Surveys of healthy women who have recently given birth in American hospitals in 2002, 2006 and 2013 found that approximately:
- 93% had 7 or more significant medical interventions during labor
- 70% had one or more surgical procedure performed during the birth — episiotomy, vacuum extraction, forceps or Cesarean surgery
By canonizing the 1910 opinions of the new surgical specialty of obstetric and gynecology – the idea that childbirth was inherently pathological (or in more modern terms, abnormal until proven otherwise) — the obstetrical profession in the US spent the last 100 years developing the most highly medicalized and most expensive system for providing normal childbirth in the entire world.

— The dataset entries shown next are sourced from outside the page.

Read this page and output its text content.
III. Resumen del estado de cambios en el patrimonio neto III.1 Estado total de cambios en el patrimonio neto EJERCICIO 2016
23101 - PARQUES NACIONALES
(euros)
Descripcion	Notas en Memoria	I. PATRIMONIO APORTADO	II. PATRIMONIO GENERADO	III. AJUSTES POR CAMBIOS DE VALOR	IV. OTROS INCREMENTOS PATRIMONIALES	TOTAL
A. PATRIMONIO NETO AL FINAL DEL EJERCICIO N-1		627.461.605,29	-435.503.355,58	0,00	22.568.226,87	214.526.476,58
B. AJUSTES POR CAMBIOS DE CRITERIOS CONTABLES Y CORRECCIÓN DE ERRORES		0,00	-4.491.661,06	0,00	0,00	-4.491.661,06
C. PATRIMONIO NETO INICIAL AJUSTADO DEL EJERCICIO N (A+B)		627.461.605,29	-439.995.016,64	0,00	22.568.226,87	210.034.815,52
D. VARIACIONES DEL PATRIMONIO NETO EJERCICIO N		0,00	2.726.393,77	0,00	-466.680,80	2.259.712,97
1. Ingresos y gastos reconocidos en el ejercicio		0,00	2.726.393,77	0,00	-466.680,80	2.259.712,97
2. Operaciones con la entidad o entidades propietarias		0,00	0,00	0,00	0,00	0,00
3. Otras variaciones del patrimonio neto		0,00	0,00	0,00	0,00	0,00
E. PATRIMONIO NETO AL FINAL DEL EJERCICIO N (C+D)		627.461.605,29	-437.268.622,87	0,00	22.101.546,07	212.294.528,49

It must be noted that all this entire system was put in place in 1910 without ever having conducted any scientific studies that contrasted the physiologic management of normal childbirth in healthy women with a similarly healthy group of women whose obstetrically managed labors and included the routine use of medical treatments and surgical procedures. Our highly-obstetricalized standard of care for healthy women was based on an ‘authority’ or ‘expert’ system that reflected the opinion of obstetrical ‘experts’. The American obstetrical profession continues to insist that obstetricians are the only ‘experts’ when it comes to the management of normal childbirth.
Its now a hundred years later and the US now spends more on maternity care than any other country. Despite this huge amount of money, the US ranks 50th in neonatal deaths and 60th in maternal deaths, and is one of only 8 countries worldwide that has an INCREASING rate of maternal deaths.